BERLIN, GERMANY — At this week’s G20 Meeting of the Agricultural Chief Scientists (MACS-G20), Wheat Initiative participants stressed the importance of scientific research that is based on internationally consistent regulation.

Representing the Wheat Initiative during the meeting were Peter Langridge, chair of the scientific board, and Teresa Saavedra, program manager.

They noted that a major focus of the recent Wheat Initiative activities has been wheat genetic improvement combined with agronomic interventions to address crop adaptability and reduced reliance on external inputs of fertilizers, pesticides and irrigation water.

Langridge said researchers in both the public and private sector recognize the importance of a strong science-based regulatory framework, which recognizes the long and safe deployment of diverse technologies for wheat improvement.
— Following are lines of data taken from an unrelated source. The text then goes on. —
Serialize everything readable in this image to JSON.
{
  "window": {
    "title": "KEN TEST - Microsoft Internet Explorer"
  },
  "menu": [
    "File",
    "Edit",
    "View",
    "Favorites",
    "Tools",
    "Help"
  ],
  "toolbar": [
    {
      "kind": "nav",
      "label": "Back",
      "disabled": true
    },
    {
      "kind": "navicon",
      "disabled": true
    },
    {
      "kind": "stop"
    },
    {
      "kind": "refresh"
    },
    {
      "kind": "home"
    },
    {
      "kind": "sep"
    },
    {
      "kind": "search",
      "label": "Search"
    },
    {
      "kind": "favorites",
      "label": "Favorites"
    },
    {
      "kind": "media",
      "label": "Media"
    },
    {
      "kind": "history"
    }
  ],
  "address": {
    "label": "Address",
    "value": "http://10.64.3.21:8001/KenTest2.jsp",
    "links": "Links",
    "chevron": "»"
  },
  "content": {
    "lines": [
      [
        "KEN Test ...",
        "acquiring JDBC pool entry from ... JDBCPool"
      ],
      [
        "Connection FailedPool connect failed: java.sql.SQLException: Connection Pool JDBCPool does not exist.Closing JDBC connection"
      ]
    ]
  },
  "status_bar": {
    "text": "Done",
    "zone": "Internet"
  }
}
He said it should also ensure that “regulation is science-based and addresses quantifiable risks and hazards, aims for regulatory consistency across jurisdictions, and recognizes that we will gain experience and information from the use and deployment of new breeding technologies, and the regulatory framework should have sufficient flexibility to adapt in response to new information on risks.”

Wheat was selected for a specific initiative due to its critical role in global food security since it accounts for 20% of protein and 20% of the carbohydrates in the diets of 2.5 billion people. However, evolving transboundary pest and diseases and the impacts of climate change threaten global wheat production, with multiple studies consistently indicating a 7% decline in yield for every degree increase in temperature.

The Wheat Initiative was launched at the 2011 G20 meeting in Italy.